L’iperattività  musicale non sempre è vista di buon occhio. Automaticamente la si associa alla disperata ricerca di danaro, ma per una come Amanda Palmer, che da giovane sbancava il lunario come statua vivente, un discorso simile non regge. Certo, quest’ennesima prova di talento della performer americana non è stata pubblicata per la gloria, ma non le si può negare lo spirito artistico tipico di ogni sua uscita sin dai tempi, ormai così lontani, con i Dresden Dolls fino all’ultimo assurdo progetto con Jason Webley, il teatrino vaudeville delle sorelle siamesi Evelyn Evelyn.

Per la sua nuova uscita discografica ““ in vendita solo digitalmente o in vinile, pare abbia già  riscontrato vendite notevoli ““ la Palmer opta per una selezione neanche così originale dei brani più noti dei Radiohead, riadattati come da titolo all’ukulele.
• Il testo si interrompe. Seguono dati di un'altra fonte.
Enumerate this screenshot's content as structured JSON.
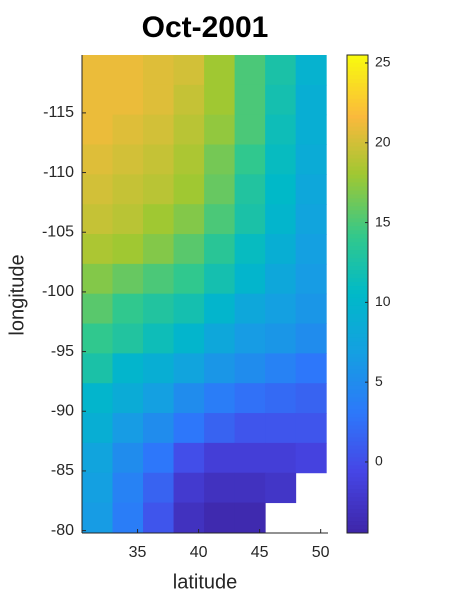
{
  "chart_data": {
    "type": "heatmap",
    "title": "Oct-2001",
    "x_label": "latitude",
    "y_label": "longitude",
    "x": [
      31.7,
      34.2,
      36.7,
      39.2,
      41.7,
      44.2,
      46.7,
      49.2
    ],
    "y": [
      -118.6,
      -116.1,
      -113.6,
      -111.1,
      -108.6,
      -106.1,
      -103.6,
      -101.1,
      -98.6,
      -96.1,
      -93.6,
      -91.1,
      -88.6,
      -86.1,
      -83.6,
      -81.1
    ],
    "z": [
      [
        21,
        21,
        20.5,
        20,
        18,
        15,
        12.5,
        9.5
      ],
      [
        21,
        21,
        20.5,
        19.5,
        18,
        15,
        12,
        9
      ],
      [
        21,
        20.5,
        20,
        19,
        17.5,
        15,
        11.5,
        9
      ],
      [
        20.5,
        20,
        19.5,
        18.5,
        16.5,
        14,
        11,
        8.5
      ],
      [
        20,
        19.5,
        19,
        18,
        16,
        13,
        10.5,
        8
      ],
      [
        19.5,
        19,
        18,
        17,
        15,
        12.5,
        10,
        7.5
      ],
      [
        18.5,
        18,
        17,
        15.5,
        13.5,
        11,
        9,
        7
      ],
      [
        17,
        16,
        15,
        14,
        12,
        10,
        8,
        6.5
      ],
      [
        15.5,
        14,
        13,
        12,
        10,
        8,
        7,
        6
      ],
      [
        14,
        13,
        11.5,
        10,
        8,
        6.5,
        6,
        5
      ],
      [
        12.5,
        10,
        9,
        7.5,
        6,
        5,
        4,
        3
      ],
      [
        10,
        8.5,
        7,
        5,
        3.5,
        2.5,
        2,
        1.5
      ],
      [
        9,
        6.5,
        5,
        3,
        1.5,
        0.5,
        0.5,
        0.5
      ],
      [
        7.5,
        5,
        3,
        0,
        -1.5,
        -1.5,
        -1.5,
        -1
      ],
      [
        7,
        4,
        1.5,
        -2,
        -3,
        -3,
        -2.5,
        null
      ],
      [
        6.5,
        3.5,
        0.5,
        -3,
        -4,
        -4,
        null,
        null
      ]
    ],
    "xlim": [
      30.45,
      50.6
    ],
    "xticks": [
      35,
      40,
      45,
      50
    ],
    "ylim": [
      -119.85,
      -79.8
    ],
    "yticks": [
      -115,
      -110,
      -105,
      -100,
      -95,
      -90,
      -85,
      -80
    ],
    "y_reversed": true,
    "clim": [
      -4.45,
      25.5
    ],
    "cticks": [
      0,
      5,
      10,
      15,
      20,
      25
    ],
    "colormap": "parula"
  }
}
Grazie a una strumentazione essenziale e alla sua voce trascinante, lontana anni luce dai rantoli di Yorke, la prima donna del punk-cabaret, apparentemente inconsapevole di rischiare il linciaggio con un azzardo del genere, resuscita inaspettatamente il trasporto drammatico degli originali senza perdere tuttavia la fermezza che l’ha caratterizzata fino ad oggi in ogni progetto.

Nella fattispecie troviamo nell’EP, fedeli al titolo, le buone “Fake Plastic Trees” e “No Surprises”, per sola voce e ukulele, che non si sbilanciano mai troppo dai toni dimessi del buon Thom Yorke; l’ottima “High And Dry”, arricchita da sporadici rintocchi di piano,valida alternativa alle schitarrate di Greenwood; un paio di episodi dal vivo, che sarebbero perfetti se non fossero la stessa canzone ripetuta due volte in circostanze differenti (“Creep”, ovviamente) .

L’apice della confezione è rappresentato da “Exit Music (For A Film)”, in cui la Palmer abbandona per 5 minuti la chitarrina a favore di una strumentazione minimale per piano e violino, più indicati ad accompagnare gli ululati (c’è anche una bella stecca, licenza poetica?) e l’audace “Idioteque”, in cui all’arcinoto sottofondo sonoro di rumorini e microbeat Amanda sostituisce il ritmo sincopato del simpatico ukulele rosso e del proprio piano, che per intercessione dello spirito santo non fanno rimpiangere l’originale, opera magna del quintetto britannico.